Conventional natural gas is discovered by drilling into rocks to find pools of the stuff, which is then pumped to the surface. Gas-fracking exploits an old discovery that shale rock itself contains massive amounts of gas, which can be exploited by new techniques. You drill down to the shale layer, and the well then turns horizontal, parallel with the surface. Small holes are blasted in the rock (the “fracking” bit), to release the gas, which is then pushed back up to the surface using water, sand and chemicals.

Powerful critics
    America is leading the exploitation of “unconventional”, or shale gas. In 2000, shale gas amounted to about one per cent of U.S. supplies and it imported a huge amount. Now shale gas accounts for about 30 per cent of the market in the U.S., and exports are rising. Britain has big potential supplies of shale gas, as does China, France, Poland and Australia.

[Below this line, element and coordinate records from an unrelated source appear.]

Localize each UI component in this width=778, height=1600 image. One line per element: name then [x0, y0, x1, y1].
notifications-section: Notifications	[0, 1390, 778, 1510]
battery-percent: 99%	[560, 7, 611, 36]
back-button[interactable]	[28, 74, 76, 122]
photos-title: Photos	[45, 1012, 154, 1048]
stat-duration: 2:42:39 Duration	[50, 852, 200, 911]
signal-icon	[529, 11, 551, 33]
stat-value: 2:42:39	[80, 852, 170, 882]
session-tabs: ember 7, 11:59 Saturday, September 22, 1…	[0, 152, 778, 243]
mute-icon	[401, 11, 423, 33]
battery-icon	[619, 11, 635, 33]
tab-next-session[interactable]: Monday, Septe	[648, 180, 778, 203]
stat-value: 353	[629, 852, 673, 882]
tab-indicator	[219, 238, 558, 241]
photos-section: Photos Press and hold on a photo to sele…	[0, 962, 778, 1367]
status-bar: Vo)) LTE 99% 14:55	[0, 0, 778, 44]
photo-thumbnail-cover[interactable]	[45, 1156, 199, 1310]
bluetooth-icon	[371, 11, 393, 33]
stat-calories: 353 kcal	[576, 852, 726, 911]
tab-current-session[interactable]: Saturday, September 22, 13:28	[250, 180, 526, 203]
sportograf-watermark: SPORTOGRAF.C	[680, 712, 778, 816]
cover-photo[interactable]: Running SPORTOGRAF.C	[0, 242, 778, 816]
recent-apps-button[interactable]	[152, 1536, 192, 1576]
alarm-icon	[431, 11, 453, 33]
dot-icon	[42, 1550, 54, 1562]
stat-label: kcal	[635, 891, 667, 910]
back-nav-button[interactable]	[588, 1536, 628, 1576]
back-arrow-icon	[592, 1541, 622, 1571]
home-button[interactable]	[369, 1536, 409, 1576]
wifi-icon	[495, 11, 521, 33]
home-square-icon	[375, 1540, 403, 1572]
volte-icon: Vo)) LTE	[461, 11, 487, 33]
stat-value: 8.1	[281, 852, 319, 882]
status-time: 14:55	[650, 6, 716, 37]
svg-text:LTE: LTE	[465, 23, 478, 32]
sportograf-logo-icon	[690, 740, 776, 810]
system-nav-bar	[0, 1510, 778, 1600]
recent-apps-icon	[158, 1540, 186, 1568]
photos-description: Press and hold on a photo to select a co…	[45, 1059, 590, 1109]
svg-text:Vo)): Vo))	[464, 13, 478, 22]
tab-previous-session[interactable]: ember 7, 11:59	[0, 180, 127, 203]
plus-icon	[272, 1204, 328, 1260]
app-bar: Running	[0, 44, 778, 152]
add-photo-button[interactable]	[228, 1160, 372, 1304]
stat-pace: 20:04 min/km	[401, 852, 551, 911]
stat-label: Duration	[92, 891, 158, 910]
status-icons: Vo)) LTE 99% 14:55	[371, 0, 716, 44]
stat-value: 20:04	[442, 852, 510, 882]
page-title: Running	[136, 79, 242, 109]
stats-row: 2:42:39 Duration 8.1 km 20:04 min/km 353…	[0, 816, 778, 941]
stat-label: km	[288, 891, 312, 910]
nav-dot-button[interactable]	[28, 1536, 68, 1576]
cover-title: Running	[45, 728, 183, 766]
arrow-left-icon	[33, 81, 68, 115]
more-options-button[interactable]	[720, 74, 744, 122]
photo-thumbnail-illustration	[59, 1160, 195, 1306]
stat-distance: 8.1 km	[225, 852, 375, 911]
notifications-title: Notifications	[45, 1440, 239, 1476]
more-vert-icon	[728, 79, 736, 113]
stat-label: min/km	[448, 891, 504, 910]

But gas fracking has powerful critics. Environmentalists say it pollutes local supplies of water, and can cause earthquakes. One video on UTube called Gasland shows someone innocently turning on a water tap, only for flames to gush out, apparently from a badly drilled shale gas well. Recent drilling at a site in Blackpool, England, caused local consternation when minor earth tremors were apparently set off. But this is nonsense. The so-called “earthquakes” were tremors felt through the ground from the explosives used in fracking and aren’t earthquakes at all in the accepted sense of the word. The flames emerging from the tap were a setup by environmental maniacs in the U.S.

Warmists loathe it
    Politicians like Huhne and other hand-wringing climate change warmists don’t like the idea either. Plentiful supplies of shale gas will force energy prices lower, making the drive to renewable energy using wind, wave and solar power hugely expensive in comparison. Government climate change targets to cut carbon dioxide emissions will suffer if clean natural gas use accelerates over renewables.

Environmental lobby group Friends of the Earth has called for a moratorium on fracking until concerns are addressed. France, Switzerland and some U.S. states have called for a ban. These concerns come from those who believe that against all sensible, reliable and untainted evidence, man is capable of changing the climate.

An article in Britain’s conservative Spectator magazine by environmental writer Matt Ridley said arguments for renewables are made obsolete by this new source. “We’re entering an era when gas will be cheap, plentiful – and green,” he said. Some experts think plentiful supplies of gas will bypass renewables entirely on the way to a hydrogen economy.

Huhne’s hair shirt
    So the future for energy is not remotely like the one Huhne in particular and the ConDem coalition in general is pushing. Because of the prevalence of new sources of natural gas, cheap energy is back on the agenda for us. Don’t let our politicians pretend otherwise. Demand that they push for gas-fracking. By all means insist that investments in future renewables that might work well one day are made, but don’t let them scare you into thinking that the Huhne way makes sense. That route points back to hairshirts and the caves.

If you let them get away with it, you’ll be priced out of your car and onto the bus, you’ll be shivering at home, and holidaying at Blackpool, where there won’t even be any proper earthquakes whether gas is fracked or not.